In the retail business, we promote a culture of exceptional customer service. Our GEM (Going the Extra Mile) Award is a fun celebration. Among the crazy, fun ideas we have come up with, we plan to hire a high school marching band to march into our market during the busiest part of the day. Then we'll gather all available employees in the center of the store and publicly announce the individual, presenting him with a huge oversize ribbon and proclaiming that day to be his day in the market. The band will then play For He's A Jolly Good Fellow, and march out. The plan is to catch customers and employees off guard so they don't know what's going on at first, adding to the excitement of the event. A holiday twist to the same theme involves a men's singing ensemble that will dress in Santa costumes. The most important concept for both ideas is to make the event memorable in the minds of all our employees and customers. The only problem becomes: How do you top the event next time?John Kurzeja can be reached at (941) 316-6807 or jkurzeja@ghold.com.

Q. Help! I'm terrified of public speaking, yet my job requires me to speak about our organization at civic meetings from time to time.

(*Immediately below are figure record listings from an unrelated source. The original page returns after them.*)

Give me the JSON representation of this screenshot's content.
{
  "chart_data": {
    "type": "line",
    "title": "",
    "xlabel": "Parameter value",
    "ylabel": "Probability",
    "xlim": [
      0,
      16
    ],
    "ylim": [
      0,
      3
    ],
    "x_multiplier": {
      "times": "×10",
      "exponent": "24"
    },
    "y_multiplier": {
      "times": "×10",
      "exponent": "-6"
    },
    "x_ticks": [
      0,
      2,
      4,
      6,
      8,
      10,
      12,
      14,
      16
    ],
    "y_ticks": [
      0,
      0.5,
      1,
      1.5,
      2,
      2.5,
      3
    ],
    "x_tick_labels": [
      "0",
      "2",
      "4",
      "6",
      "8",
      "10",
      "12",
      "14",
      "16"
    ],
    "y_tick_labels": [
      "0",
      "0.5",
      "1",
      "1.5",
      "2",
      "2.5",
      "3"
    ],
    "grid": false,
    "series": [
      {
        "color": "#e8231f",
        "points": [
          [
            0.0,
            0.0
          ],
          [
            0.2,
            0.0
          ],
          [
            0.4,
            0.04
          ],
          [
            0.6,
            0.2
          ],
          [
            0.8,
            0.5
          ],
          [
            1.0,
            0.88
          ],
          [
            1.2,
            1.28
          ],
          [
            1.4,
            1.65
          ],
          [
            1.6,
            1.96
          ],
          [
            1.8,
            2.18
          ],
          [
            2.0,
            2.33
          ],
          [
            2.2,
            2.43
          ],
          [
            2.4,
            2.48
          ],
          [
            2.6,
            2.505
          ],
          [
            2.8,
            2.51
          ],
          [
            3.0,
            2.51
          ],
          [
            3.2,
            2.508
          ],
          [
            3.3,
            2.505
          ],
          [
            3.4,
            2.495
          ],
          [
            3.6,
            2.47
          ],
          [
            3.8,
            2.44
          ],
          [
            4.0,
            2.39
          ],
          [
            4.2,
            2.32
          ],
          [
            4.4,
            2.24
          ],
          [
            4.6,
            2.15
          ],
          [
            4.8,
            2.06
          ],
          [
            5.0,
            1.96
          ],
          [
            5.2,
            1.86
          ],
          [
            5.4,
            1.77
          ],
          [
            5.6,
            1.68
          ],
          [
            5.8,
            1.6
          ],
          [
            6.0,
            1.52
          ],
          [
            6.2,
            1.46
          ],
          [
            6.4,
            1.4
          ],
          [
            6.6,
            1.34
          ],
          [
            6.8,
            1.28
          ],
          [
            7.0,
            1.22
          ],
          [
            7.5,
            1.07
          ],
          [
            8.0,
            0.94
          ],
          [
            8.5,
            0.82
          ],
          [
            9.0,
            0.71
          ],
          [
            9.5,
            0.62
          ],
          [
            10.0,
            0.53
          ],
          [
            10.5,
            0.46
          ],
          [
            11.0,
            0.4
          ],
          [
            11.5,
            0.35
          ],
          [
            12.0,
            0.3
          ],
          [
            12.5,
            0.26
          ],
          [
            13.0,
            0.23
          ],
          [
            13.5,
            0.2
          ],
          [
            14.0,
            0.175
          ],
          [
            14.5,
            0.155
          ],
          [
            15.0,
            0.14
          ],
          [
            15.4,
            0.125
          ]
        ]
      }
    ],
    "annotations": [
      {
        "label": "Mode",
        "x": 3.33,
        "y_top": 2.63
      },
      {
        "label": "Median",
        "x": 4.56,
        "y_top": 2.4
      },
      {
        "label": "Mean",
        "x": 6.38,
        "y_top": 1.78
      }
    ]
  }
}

What should I do?

Andrew Bean, Area 56 governor of Toastmasters International, speaks up:

The person with strong verbal communication ability has a clear advantage over tongue-tied colleagues-especially in a competitive job market. Toastmasters International, a nonprofit educational organization with 9,000 clubs in over 70 countries, has helped members improve their communication skills for almost 80 years. They offer 10 tips for overcoming nervousness and for successful public speaking.

In brief, they are: 1. Know the room, the place where you will speak. 2. Know the audience. Greet people, so they will be less "strange" to you. 3. Know your material; be comfortable with the information you will present. 4. Relax-ease tension by doing exercises. 5. Visualize yourself giving your speech, in a strong, clear and confident voice. 6. Realize that people want you to succeed. 7. Don't apologize; don't draw attention to any difficulties you have. 8. Concentrate on your message and your audience, not yourself. 9. Turn nervousness into energy and enthusiasm. 10. Gain experience, which builds confidence, which is the key to effective speaking. Toastmasters clubs provide the experience, encouragement, and skills you need.